When you play the piano, your ultimate goal is to play without making any mistakes, but other than lots of practice, what is the best way to accomplish this? Indeed, becoming an expert piano player does involve a lot of time practicing, but there are other things you can do to improve your skills and play flawlessly more often. Most of these things are simple to do and things you can pick up in no time, so if you’re interested in improving as a musician and in making fewer mistakes, below are some tips to keep in mind.

Memorize Your Music

If you intend to be a musician, you’ll have to memorize your music eventually, so why not start now? Memorizing your music isn’t as difficult as you think and in fact, the more you practice it, the easier it will become. Don’t feel overwhelmed by this task, either, because memorizing your music small pieces at a time is the best course of action for you. Just take one section of the music at a time and memorize it, then move onto another section. When you get to the point of putting the entire song together, you’ll be surprised by how good you’ll sound.

If you look at the music every time you play, you’ll naturally make more mistakes, but memorization doesn’t just allow you to learn the notes by hand. It also allows for more personalized artistic expression while you’re playing. Once the piece is memorized, you’re doing more than just playing notes. You’ll be able to anticipate what comes next and play each note the way it was intended to be played.

When You Practice, Always Go Slowly

Your piano speed makes a big difference when it comes to making mistakes. In the beginning when you are unfamiliar with a certain piece of music, playing too fast will naturally cause more mistakes. While frequent practices are a must, so is playing consistently and slowly. Some of the many advantages of playing the piano slowly include better and more consistent fingering, more even fingers when they press the keys, and a more solid foundation when it comes to the overall rhythm. All of these things improve if your practices are taken slowly.

You also need to practice consistently, which means not cramming all of your practices into one or two long days. Instead, practice for just a few hours each day at least five days a week. If you try to cram too much practicing into just one day, you’ll end up making more mistakes, not fewer mistakes, because you’re trying to do too much at once.

Piano for all

Always Try Playing with Emotion

A musical piece is not just a bunch of notes on a sheet of paper; it is way more than that. Try to establish a relationship with the music so that you’re playing with some type of emotional attachment to it. If you love music and you’ve chosen the right piece to play, this should never be a problem. If you reduce playing the piano to just a bunch of notes and rhythms, you’ll likely always make mistakes. Instead, connect with the music and try to become one with it.

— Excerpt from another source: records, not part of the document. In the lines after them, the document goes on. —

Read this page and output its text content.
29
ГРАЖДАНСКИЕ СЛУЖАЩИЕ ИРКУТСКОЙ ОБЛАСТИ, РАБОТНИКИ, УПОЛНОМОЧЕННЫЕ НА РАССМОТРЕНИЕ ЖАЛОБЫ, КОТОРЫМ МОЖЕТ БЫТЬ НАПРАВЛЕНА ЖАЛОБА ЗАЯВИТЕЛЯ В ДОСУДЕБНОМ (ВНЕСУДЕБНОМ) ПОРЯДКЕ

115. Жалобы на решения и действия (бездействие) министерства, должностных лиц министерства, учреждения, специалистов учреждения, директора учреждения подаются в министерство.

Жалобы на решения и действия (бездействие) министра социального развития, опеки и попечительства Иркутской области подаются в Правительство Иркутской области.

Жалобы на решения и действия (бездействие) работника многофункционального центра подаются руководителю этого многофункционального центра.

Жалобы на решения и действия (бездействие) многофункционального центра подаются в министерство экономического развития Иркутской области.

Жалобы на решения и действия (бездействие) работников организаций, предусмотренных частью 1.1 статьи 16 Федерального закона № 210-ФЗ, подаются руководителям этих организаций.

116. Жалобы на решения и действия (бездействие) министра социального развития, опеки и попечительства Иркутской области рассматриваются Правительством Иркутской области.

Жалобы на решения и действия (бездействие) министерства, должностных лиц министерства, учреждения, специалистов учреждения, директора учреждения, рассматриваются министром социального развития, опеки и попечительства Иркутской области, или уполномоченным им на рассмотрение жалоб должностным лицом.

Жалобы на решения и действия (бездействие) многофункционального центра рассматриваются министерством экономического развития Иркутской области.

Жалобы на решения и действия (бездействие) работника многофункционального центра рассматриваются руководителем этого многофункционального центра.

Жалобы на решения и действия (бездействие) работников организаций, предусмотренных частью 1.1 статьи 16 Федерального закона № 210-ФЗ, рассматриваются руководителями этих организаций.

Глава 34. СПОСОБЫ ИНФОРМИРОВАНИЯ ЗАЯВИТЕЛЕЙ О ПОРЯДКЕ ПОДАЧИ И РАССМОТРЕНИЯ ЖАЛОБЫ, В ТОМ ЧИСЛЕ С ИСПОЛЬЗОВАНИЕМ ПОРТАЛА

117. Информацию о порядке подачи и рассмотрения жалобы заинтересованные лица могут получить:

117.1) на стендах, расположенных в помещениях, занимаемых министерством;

This also helps when you finally start playing for an audience. If you’ve ever attended a piano recital, you’ll know exactly what this means. When you play a piece with emotion, your audience members will notice immediately. If you don’t, they’ll notice that as well. The more emotion you exhibit when you play a piano piece, the easier it becomes to memorize that great piece of music.

Picture the Performance in Your Mind

Another great way to play piano without mistakes is to visualize your performance each time you practice. This is yet another way to establish an emotional bond with the music, and it goes a long way in helping you learn to play without mistakes. Picture yourself on stage and the audience enraptured by your performance. Doing this helps you realize that you cannot make mistakes once you get in front of an audience, and as you practice, you’ll naturally make fewer mistakes every time.

Yet another advantage to this tactic is that it builds up your self-confidence, and that alone is naturally going to allow you to play with fewer mistakes. Being on stage is usually a scary experience, but by picturing yourself on that stage every time you sit down to practice, it will become a little less scary and help you make fewer mistakes each time you play.

While you’re at it, why not play your music for your first live audience, meaning family and friends? Many musicians claim that playing in front of people they know is much harder than playing for people they don’t know. Playing for friends and family members is nerve-wracking at first, but it’s one of the best ways to reduce your nervousness and therefore learn to play without making any mistakes. Plus, if you can play flawlessly in front of people who are close to you, you can more easily do it with anyone else in the audience.

piano for all-life

Don’t Have Expectations That Are Too High

When push comes to shove, you have to remember that as a human being, you are fallible, which means you are going to make mistakes. Taking measures to reduce your mistakes – such as choosing simpler music and practicing on the piano that you’re going to be playing on at the performance – goes a long way in helping you have a much better performance, but in the end, you just have to accept the fact that you’re going to eventually make mistakes. There is simply no way around it.

You can also do a few simple things to reduce or eliminate your mistakes. Playing the piano well is both a physical and an emotional experience, and you have to pay attention to both aspects to succeed. Practical solutions such as making sure you get enough sleep the night before a performance can help you get much better results when you finally get on stage, and let’s face it, there is still no substitute for the most important tip of all – practice, practice, practice.